In that case, I would probably just add a one to one field to the one of the models and have some code update that relationship when a new message get's created for that discussion.

brisk trellis
#

Yeah I guess, the only problem with this approach is that it adds complexity and creates redundancy. I guess what I want to achieve isnt possible using django orm

elder ridge
#

Well it is possible... but possibly not without the restrictions you are putting on yourself, but I obviously don't have the full context. Also why no to subqueries?

brisk trellis
#

The reason I want dont want subqueries is that, from what I understood, in my case, it would mean running the subquery on every row which is not performant especially for very large table. For instance, I could annotate a subquery that gets the latest message of each discussion but if I have 1 million discussions, it would run this subquery a million times.

#

What I would love is to have something like this:

Discussion.objects.annotate(
        latest_message=GetFirst(related_object='message', order_by='-created_at')
    ).annotate(
        recent_date=Greatest(
            'created_at',
            F('latest_message__created_at')
        )
    ).filter(
        Q(participant1=user) | Q(participant2=user)
    ).order_by('-recent_date')

where GetFirst would be a function where you specify the related_object and the way to order it. The difference with a subquery is that the related object would have to be a foreign field. This would allow the engine to format the query as a join query instead of a subquery which could be less efficient.

pallid valley
#

If you put an index on message.created_at it's going to be a long time before you notice a performance issue. @elder ridge's suggestion is great and reflects a common pattern in NoSQL databases, but you're right it is redundant.

brisk trellis
#

Im not sure I understand how the index would help here. From what I understand, indexing could help by providing sorting order based on the key in question. However, Im not trying to find the most recent messages overall, but rather the most recent message within each conversation.

While writing this however , I read about composite index which could be useful by indexing the grouping key (discussion) and then by the value key (created_at) which would allow to quickly find the highest created_at for each discussion.

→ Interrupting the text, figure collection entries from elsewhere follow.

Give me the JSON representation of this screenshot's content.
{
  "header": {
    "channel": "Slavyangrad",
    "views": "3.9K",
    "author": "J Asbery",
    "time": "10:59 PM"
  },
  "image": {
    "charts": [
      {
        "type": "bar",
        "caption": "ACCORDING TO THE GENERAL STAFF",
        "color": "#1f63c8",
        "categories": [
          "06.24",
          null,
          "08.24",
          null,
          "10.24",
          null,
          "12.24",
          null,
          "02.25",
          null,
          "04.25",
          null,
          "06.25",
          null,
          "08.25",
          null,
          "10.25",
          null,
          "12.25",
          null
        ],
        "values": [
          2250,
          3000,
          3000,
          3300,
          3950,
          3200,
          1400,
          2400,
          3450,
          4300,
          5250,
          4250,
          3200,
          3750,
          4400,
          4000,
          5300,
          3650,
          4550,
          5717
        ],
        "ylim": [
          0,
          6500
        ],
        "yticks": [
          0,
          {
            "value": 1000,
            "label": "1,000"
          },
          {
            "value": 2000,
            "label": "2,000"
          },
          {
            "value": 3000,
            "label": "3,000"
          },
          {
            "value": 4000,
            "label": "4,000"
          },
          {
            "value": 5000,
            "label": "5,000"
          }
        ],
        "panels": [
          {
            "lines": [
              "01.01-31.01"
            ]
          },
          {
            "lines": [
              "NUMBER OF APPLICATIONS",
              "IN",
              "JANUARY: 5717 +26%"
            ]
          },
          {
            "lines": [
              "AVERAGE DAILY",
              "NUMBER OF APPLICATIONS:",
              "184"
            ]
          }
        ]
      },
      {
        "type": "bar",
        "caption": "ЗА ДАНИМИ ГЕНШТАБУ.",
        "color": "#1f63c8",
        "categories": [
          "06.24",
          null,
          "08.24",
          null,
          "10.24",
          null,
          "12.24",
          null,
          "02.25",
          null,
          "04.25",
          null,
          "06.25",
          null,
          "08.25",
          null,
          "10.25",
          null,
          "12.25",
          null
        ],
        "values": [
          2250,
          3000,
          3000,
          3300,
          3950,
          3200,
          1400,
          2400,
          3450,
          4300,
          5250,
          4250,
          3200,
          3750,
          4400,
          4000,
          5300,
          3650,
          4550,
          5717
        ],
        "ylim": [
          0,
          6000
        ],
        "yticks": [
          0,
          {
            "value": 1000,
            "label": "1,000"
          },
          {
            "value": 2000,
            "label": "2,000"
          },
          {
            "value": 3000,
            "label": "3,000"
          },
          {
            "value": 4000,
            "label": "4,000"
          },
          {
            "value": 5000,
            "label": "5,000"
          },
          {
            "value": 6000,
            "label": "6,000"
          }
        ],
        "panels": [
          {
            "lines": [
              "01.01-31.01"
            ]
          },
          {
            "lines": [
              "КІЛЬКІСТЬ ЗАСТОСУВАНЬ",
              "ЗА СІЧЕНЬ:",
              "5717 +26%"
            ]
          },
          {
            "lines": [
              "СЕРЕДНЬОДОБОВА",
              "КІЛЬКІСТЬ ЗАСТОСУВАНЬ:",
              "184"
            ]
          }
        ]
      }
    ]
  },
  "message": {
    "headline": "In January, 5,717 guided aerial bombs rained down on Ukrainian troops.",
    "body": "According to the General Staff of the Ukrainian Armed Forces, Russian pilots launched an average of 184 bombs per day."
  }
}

However, will indexing + subqueries ever make it better than joining (+ indexing even) purely from an performance perspective? At the end of the day with subqueries, you will always have to run it once for each discussion? (But I guess that at a lower level, joining probably leads to the same thing since you need to check the ON condition for each row).

I guess it doesnt really matter at this point. Using an index will surely be enough either way

pallid valley
#

Good call, a composite index is going to get you even better performance. I'm not sure how different a subquery and join would look without seeing the raw sql. But I think you're right, the query optimizer is likely going to evaluate them to the same plan.